Basically, African Gong was an idea which came up at a conference of the Global Network on Science Communication-PCST, that was held in Salvador, Bahia, in Brazil, in 2014. A few of us African colleagues realized that the African region was the only one which did not have a pan-regional network for science communicators. We saw the excellent work our colleagues in Latin America & the Caribbean (RedPOP network) and across the Asia-Pacific (ASPAC network) regions had achieved. So we started African Gong to support each other and to help each other grow the footprint of science communication on the continent. We made sure that each of the African regions was represented in the leadership as well as in the membership, because we have very different ecosystems that enable or disable science communication. We didn’t want to fall into the trap of “one size fits all”. It’s been a very challenging journey growing the network because the gaps between policy imperatives, resources and capacity building for young and emerging African researchers is huge. There is hardly any African higher education institution that is providing training and capacity building for African researchers and scientists to acquire and practice decolonised science communication skills.
You said that Eurocentric hegemony is still a notion of the superiority of Western knowledge and approaches in science communication. What does that mean for the acknowledgment of Indigenous knowledge?
The role of Indigenous knowledge is very important in terms of how we overcome Eurocentric hegemony in science communication all across the Global South. In a sense it pains me that we even have to use the word ‘Indigenous’. Because that notification in itself speaks to Eurocentric hegemony, but we haven’t been able to come up with another term. What we should be talking about is moving towards a globally inclusive scenario where all knowledge is recognised and valued in what I call ‘context-situated validation and recognition’. Because you see Indigenous knowledge in every part of the globe. If that knowledge wasn’t effective and efficacious, then Europeans would have come to Latin America, Asia and Africa and not find a single human being. But these continents were full of people. We have been there for centuries, we have lived, and we have thrived.

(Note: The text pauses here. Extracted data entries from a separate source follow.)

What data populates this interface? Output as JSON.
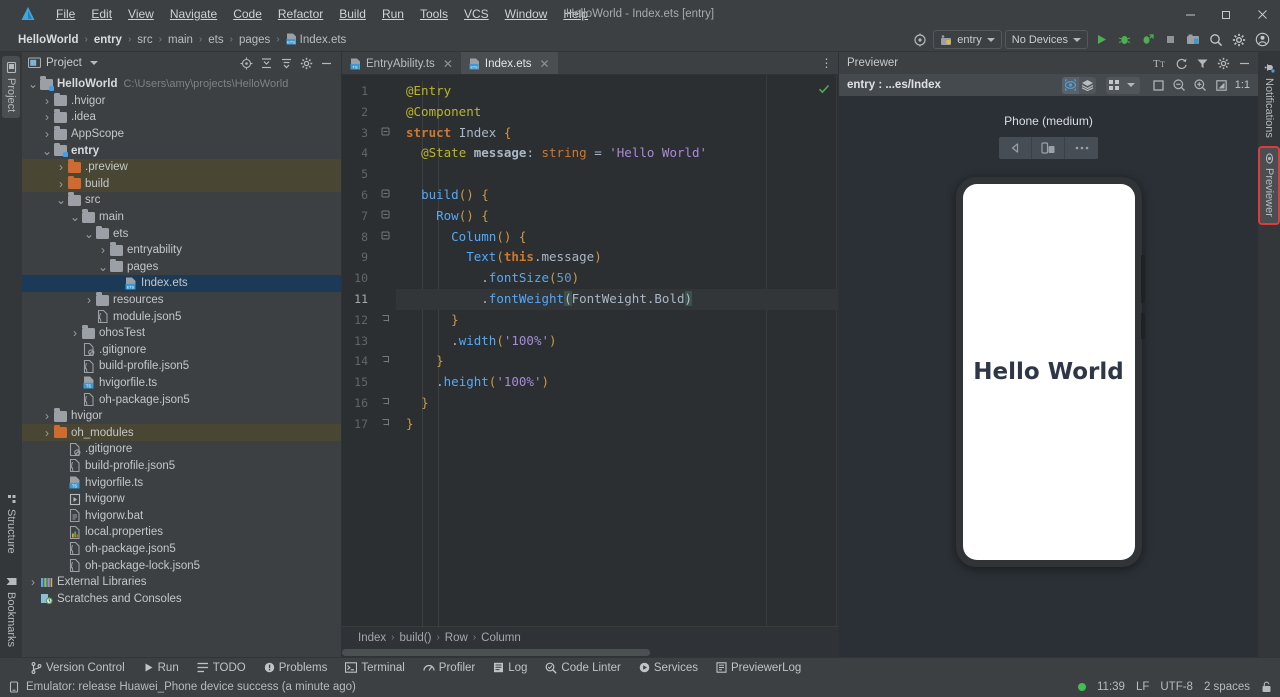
{
  "window": {
    "title": "HelloWorld - Index.ets [entry]",
    "controls": {
      "minimize": "─",
      "maximize": "❐",
      "close": "✕"
    }
  },
  "menu": [
    "File",
    "Edit",
    "View",
    "Navigate",
    "Code",
    "Refactor",
    "Build",
    "Run",
    "Tools",
    "VCS",
    "Window",
    "Help"
  ],
  "breadcrumb": {
    "items": [
      "HelloWorld",
      "entry",
      "src",
      "main",
      "ets",
      "pages",
      "Index.ets"
    ],
    "separator": "›"
  },
  "toolbar": {
    "target_icon": "target-icon",
    "module_label": "entry",
    "device_label": "No Devices",
    "run_icon": "run-icon",
    "debug_icon": "debug-icon",
    "attach_debug_icon": "attach-debugger-icon",
    "stop_icon": "stop-icon",
    "device_manager_icon": "device-manager-icon",
    "search_icon": "search-icon",
    "settings_icon": "gear-icon",
    "account_icon": "account-icon"
  },
  "left_strip": {
    "top": [
      "Project"
    ],
    "bottom": [
      "Structure",
      "Bookmarks"
    ]
  },
  "right_strip": {
    "items": [
      "Notifications",
      "Previewer"
    ],
    "highlighted": "Previewer"
  },
  "project_panel": {
    "title": "Project",
    "actions": [
      "locate-icon",
      "collapse-all-icon",
      "expand-icon",
      "gear-icon",
      "hide-icon"
    ],
    "tree": [
      {
        "depth": 0,
        "arrow": "v",
        "icon": "folder-module-gray",
        "label": "HelloWorld",
        "bold": true,
        "path": "C:\\Users\\amy\\projects\\HelloWorld"
      },
      {
        "depth": 1,
        "arrow": ">",
        "icon": "folder-gray",
        "label": ".hvigor"
      },
      {
        "depth": 1,
        "arrow": ">",
        "icon": "folder-gray",
        "label": ".idea"
      },
      {
        "depth": 1,
        "arrow": ">",
        "icon": "folder-gray",
        "label": "AppScope"
      },
      {
        "depth": 1,
        "arrow": "v",
        "icon": "folder-module-gray",
        "label": "entry",
        "bold": true
      },
      {
        "depth": 2,
        "arrow": ">",
        "icon": "folder-orange",
        "label": ".preview",
        "hi": true
      },
      {
        "depth": 2,
        "arrow": ">",
        "icon": "folder-orange",
        "label": "build",
        "hi": true
      },
      {
        "depth": 2,
        "arrow": "v",
        "icon": "folder-gray",
        "label": "src"
      },
      {
        "depth": 3,
        "arrow": "v",
        "icon": "folder-gray",
        "label": "main"
      },
      {
        "depth": 4,
        "arrow": "v",
        "icon": "folder-gray",
        "label": "ets"
      },
      {
        "depth": 5,
        "arrow": ">",
        "icon": "folder-gray",
        "label": "entryability"
      },
      {
        "depth": 5,
        "arrow": "v",
        "icon": "folder-gray",
        "label": "pages"
      },
      {
        "depth": 6,
        "arrow": "",
        "icon": "file-ets",
        "label": "Index.ets",
        "selected": true
      },
      {
        "depth": 4,
        "arrow": ">",
        "icon": "folder-gray",
        "label": "resources"
      },
      {
        "depth": 4,
        "arrow": "",
        "icon": "file-json5",
        "label": "module.json5"
      },
      {
        "depth": 3,
        "arrow": ">",
        "icon": "folder-gray",
        "label": "ohosTest"
      },
      {
        "depth": 3,
        "arrow": "",
        "icon": "file-gitignore",
        "label": ".gitignore"
      },
      {
        "depth": 3,
        "arrow": "",
        "icon": "file-json5",
        "label": "build-profile.json5"
      },
      {
        "depth": 3,
        "arrow": "",
        "icon": "file-ts",
        "label": "hvigorfile.ts"
      },
      {
        "depth": 3,
        "arrow": "",
        "icon": "file-json5",
        "label": "oh-package.json5"
      },
      {
        "depth": 1,
        "arrow": ">",
        "icon": "folder-gray",
        "label": "hvigor"
      },
      {
        "depth": 1,
        "arrow": ">",
        "icon": "folder-orange",
        "label": "oh_modules",
        "hi": true
      },
      {
        "depth": 2,
        "arrow": "",
        "icon": "file-gitignore",
        "label": ".gitignore"
      },
      {
        "depth": 2,
        "arrow": "",
        "icon": "file-json5",
        "label": "build-profile.json5"
      },
      {
        "depth": 2,
        "arrow": "",
        "icon": "file-ts",
        "label": "hvigorfile.ts"
      },
      {
        "depth": 2,
        "arrow": "",
        "icon": "file-exec",
        "label": "hvigorw"
      },
      {
        "depth": 2,
        "arrow": "",
        "icon": "file-bat",
        "label": "hvigorw.bat"
      },
      {
        "depth": 2,
        "arrow": "",
        "icon": "file-properties",
        "label": "local.properties"
      },
      {
        "depth": 2,
        "arrow": "",
        "icon": "file-json5",
        "label": "oh-package.json5"
      },
      {
        "depth": 2,
        "arrow": "",
        "icon": "file-json5",
        "label": "oh-package-lock.json5"
      },
      {
        "depth": 0,
        "arrow": ">",
        "icon": "libraries-icon",
        "label": "External Libraries"
      },
      {
        "depth": 0,
        "arrow": "",
        "icon": "scratches-icon",
        "label": "Scratches and Consoles"
      }
    ]
  },
  "editor": {
    "tabs": [
      {
        "label": "EntryAbility.ts",
        "icon": "file-ts",
        "active": false
      },
      {
        "label": "Index.ets",
        "icon": "file-ets",
        "active": true
      }
    ],
    "more_icon": "more-vertical-icon",
    "inspection_ok_icon": "inspection-ok-icon",
    "line_count": 17,
    "current_line": 11,
    "lines": [
      "@Entry",
      "@Component",
      "struct Index {",
      "  @State message: string = 'Hello World'",
      "",
      "  build() {",
      "    Row() {",
      "      Column() {",
      "        Text(this.message)",
      "          .fontSize(50)",
      "          .fontWeight(FontWeight.Bold)",
      "      }",
      "      .width('100%')",
      "    }",
      "    .height('100%')",
      "  }",
      "}"
    ],
    "breadcrumb": [
      "Index",
      "build()",
      "Row",
      "Column"
    ]
  },
  "previewer": {
    "title": "Previewer",
    "header_actions": [
      "font-size-icon",
      "refresh-icon",
      "filter-icon",
      "gear-icon",
      "hide-icon"
    ],
    "context": "entry : ...es/Index",
    "toggle_group": [
      "inspector-icon",
      "layers-icon"
    ],
    "grid_icon": "grid-icon",
    "right_tools": [
      "frame-icon",
      "zoom-out-icon",
      "zoom-in-icon",
      "fit-icon"
    ],
    "zoom_ratio": "1:1",
    "device_name": "Phone (medium)",
    "device_buttons": [
      "rotate-icon",
      "multi-device-icon",
      "more-icon"
    ],
    "screen_text": "Hello World"
  },
  "tool_windows": [
    {
      "label": "Version Control",
      "icon": "branch-icon"
    },
    {
      "label": "Run",
      "icon": "run-icon"
    },
    {
      "label": "TODO",
      "icon": "todo-icon"
    },
    {
      "label": "Problems",
      "icon": "problems-icon"
    },
    {
      "label": "Terminal",
      "icon": "terminal-icon"
    },
    {
      "label": "Profiler",
      "icon": "profiler-icon"
    },
    {
      "label": "Log",
      "icon": "log-icon"
    },
    {
      "label": "Code Linter",
      "icon": "linter-icon"
    },
    {
      "label": "Services",
      "icon": "services-icon"
    },
    {
      "label": "PreviewerLog",
      "icon": "previewerlog-icon"
    }
  ],
  "status_bar": {
    "message_icon": "device-icon",
    "message": "Emulator: release Huawei_Phone device success (a minute ago)",
    "indicator_color": "#41c052",
    "time": "11:39",
    "line_sep": "LF",
    "encoding": "UTF-8",
    "indent": "2 spaces",
    "lock_icon": "lock-icon"
  },
  "colors": {
    "accent_blue": "#4a9ee0",
    "folder_orange": "#cf6b30",
    "selection": "#1b3a57",
    "highlight_row": "#4a4634",
    "editor_bg": "#2b2f31",
    "panel_bg": "#3c4043",
    "previewer_bg": "#2b3036",
    "highlight_outline": "#e03b3b"
  }
}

We couldn’t have done these without some systemic measure of scientific and technological knowledge and innovation.
Can you explain what context-situated knowledge means?
Let me give you an example from my personal life: On the African continent Indigenous knowledge is often codified in proverbs.When I as a nine year-old girl asked my mother to get me a pair of new fancy shoes, she just asked me: “Do you have shoes on your feet, my child?” “Yes, Mum.” – I replied, “Are they torn, are they broken?” “No, Mum” – I again replied. She then asked me: “So, what does a vulture want with a comb?” I thought this through, and then said: “Sorry Mum, I don’t need a new pair of new shoes.” When I told that story to a colleague of mine in England, she said I have been very lucky because her mother would have given her a one-hour lecture about the cost of living and the economic crises. But then I said to her: “Would you have understood that proverb as a child, after all you didn’t understand it now until I explained it to you?” She had never even seen a vulture. That is what I am framing as context-situated knowledge. So, which is superior? The vulture proverb or the lecture? Neither is, as each is appropriately and equally engendered by the socio-cultural norms of its contexts and knowledge paradigms. That is what needs to be acknowledged in terms of how we recognize, value and respect knowledge from every part of the world.